62 Laiendarsteller aus dem Kanton Zürich singen und spielen im Oltner Theaterstück «1918.ch» mit. Sie stellen die Dorfbevölkerung von Rafz zur Zeit des Landesstreiks vor 100 Jahren dar – und zeigen dabei ein grosses Stück Gegenwart.

Die Rafzer Shopping-Touristen halten um 1918 die Grenzwacht (mit Hüten) auf Trab. In der Inszenierung von Salomé Schneebeli, die hier in Oberuster noch einmal geprobt wird, gelingt es auch der «Rafzerin» Esther Enzler aus Niederglatt (Bildmitte), ihre Stumpen über die Grenze zu schmuggeln.
Die Rafzer Shopping-Touristen halten um 1918 die Grenzwacht (mit Hüten) auf Trab.
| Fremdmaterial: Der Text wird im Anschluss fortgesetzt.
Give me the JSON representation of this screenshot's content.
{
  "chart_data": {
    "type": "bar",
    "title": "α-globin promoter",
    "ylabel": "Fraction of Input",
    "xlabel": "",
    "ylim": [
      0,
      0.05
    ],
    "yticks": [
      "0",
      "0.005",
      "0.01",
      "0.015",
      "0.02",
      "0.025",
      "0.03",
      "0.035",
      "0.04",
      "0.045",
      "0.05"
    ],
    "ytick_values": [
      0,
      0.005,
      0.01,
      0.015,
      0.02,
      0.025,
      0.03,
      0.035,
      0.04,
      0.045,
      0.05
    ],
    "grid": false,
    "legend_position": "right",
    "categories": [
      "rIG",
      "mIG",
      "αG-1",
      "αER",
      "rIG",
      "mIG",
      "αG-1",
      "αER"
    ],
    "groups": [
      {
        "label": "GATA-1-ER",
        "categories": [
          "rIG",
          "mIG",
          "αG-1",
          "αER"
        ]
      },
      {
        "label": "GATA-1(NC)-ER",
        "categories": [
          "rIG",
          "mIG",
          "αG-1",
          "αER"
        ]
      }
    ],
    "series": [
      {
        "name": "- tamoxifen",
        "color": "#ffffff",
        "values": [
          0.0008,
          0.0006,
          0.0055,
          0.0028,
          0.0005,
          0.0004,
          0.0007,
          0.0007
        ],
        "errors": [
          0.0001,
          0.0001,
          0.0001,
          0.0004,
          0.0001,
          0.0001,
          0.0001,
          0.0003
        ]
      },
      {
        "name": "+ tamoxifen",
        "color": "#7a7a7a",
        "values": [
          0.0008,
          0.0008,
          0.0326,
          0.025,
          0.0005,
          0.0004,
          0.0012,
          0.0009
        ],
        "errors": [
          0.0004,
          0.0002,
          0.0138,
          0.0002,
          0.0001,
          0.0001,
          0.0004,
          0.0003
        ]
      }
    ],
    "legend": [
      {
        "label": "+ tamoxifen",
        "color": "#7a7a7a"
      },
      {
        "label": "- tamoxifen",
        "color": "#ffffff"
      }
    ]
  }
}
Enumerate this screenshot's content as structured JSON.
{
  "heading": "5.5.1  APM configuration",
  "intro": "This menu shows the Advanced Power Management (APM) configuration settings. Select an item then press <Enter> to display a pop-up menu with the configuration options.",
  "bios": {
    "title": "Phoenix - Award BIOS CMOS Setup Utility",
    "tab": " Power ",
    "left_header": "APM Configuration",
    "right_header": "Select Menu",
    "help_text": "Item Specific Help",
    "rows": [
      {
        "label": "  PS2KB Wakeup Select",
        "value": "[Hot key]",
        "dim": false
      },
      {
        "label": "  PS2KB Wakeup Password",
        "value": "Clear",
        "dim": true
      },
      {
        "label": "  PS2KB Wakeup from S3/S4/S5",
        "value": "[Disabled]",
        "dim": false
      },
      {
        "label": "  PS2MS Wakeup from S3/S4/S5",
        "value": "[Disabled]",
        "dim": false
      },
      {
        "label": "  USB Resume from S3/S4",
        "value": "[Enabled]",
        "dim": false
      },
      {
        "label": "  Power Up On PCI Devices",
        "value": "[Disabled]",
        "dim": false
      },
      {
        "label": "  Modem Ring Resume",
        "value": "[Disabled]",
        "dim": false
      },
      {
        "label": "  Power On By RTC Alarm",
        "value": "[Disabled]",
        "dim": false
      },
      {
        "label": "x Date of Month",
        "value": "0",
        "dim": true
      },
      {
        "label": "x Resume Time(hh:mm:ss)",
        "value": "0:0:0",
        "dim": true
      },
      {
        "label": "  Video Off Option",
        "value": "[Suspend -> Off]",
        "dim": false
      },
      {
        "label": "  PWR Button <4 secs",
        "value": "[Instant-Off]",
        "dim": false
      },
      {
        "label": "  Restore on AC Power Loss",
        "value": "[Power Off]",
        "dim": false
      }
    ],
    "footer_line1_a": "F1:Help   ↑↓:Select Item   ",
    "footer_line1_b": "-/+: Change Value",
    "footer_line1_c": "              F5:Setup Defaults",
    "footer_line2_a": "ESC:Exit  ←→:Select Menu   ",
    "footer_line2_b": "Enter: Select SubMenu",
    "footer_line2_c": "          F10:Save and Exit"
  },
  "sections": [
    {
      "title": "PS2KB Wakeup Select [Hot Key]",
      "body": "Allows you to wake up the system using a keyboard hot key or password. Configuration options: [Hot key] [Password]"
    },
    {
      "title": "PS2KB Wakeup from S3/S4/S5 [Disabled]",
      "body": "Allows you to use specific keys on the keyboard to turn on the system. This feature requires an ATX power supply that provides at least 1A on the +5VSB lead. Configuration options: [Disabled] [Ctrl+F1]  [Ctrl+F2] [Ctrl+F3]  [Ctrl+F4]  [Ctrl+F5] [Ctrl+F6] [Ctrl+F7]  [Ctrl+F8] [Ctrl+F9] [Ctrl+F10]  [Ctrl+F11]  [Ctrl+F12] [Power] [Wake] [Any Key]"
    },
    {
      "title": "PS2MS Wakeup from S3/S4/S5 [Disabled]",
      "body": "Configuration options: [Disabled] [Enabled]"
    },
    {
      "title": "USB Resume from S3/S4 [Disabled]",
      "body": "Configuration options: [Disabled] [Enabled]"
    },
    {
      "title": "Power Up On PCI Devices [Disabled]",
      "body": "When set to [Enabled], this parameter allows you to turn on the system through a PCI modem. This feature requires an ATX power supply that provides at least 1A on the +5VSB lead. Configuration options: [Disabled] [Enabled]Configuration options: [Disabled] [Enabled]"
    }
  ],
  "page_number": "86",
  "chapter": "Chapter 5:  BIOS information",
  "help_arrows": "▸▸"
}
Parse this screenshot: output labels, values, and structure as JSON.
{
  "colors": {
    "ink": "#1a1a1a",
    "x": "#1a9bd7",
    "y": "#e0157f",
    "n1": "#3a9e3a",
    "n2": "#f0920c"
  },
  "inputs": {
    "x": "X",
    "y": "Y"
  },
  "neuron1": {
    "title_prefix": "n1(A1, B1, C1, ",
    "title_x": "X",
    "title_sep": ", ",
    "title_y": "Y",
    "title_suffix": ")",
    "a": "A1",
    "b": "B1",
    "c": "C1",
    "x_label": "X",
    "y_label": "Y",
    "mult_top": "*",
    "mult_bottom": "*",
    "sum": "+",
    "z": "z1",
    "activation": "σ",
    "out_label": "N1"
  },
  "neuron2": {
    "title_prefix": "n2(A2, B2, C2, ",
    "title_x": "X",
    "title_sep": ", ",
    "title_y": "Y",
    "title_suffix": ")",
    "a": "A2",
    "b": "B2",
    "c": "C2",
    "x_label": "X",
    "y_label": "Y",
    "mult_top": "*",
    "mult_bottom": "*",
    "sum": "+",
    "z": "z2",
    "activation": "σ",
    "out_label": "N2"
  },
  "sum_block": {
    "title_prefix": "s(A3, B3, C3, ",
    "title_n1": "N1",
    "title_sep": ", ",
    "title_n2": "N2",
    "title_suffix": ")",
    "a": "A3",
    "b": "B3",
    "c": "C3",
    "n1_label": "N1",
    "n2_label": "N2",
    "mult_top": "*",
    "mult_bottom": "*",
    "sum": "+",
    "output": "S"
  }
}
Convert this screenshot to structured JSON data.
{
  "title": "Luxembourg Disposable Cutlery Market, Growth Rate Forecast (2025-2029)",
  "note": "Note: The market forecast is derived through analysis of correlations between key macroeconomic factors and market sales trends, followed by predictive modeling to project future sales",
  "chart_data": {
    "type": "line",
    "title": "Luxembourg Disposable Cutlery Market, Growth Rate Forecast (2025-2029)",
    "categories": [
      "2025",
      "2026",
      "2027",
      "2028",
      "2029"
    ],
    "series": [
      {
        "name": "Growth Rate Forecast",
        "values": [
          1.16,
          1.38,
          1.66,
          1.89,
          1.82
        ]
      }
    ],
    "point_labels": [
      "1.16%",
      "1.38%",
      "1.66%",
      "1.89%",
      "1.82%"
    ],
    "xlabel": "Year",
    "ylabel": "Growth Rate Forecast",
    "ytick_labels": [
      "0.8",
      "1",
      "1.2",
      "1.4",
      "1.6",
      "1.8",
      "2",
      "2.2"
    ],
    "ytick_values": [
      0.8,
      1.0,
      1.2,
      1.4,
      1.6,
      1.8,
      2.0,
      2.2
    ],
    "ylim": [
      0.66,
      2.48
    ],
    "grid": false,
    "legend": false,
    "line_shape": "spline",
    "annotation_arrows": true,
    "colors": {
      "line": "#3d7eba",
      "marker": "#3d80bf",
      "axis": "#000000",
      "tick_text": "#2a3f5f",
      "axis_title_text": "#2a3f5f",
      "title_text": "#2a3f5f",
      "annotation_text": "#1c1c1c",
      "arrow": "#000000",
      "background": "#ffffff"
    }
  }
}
In der Inszenierung von Salomé Schneebeli, die hier in Oberuster noch einmal geprobt wird, gelingt es auch der «Rafzerin» Esther Enzler aus Niederglatt (Bildmitte), ihre Stumpen über die Grenze zu schmuggeln.
Sibylle Meier

«Anke für en Franke – Eier für fascht nüüt!» Die Frauen sollen das dem Publikum nicht bloss zurufen, sondern wild durcheinanderschreien – dazu huschen sie an den Grenzwächtern vorbei, unter den rot-weissen Warnbändern hindurch, die die schweizerisch-deutsche Grenze bei Rafz darstellen. Gerade noch hat der Männerchor von der heilen Welt gesungen, «Eusi Heimet, s’Schwyzerland». Und dann, wie aus einem Mund der Appell: «Spare bim Chaufe – uf Dütschland laufe!»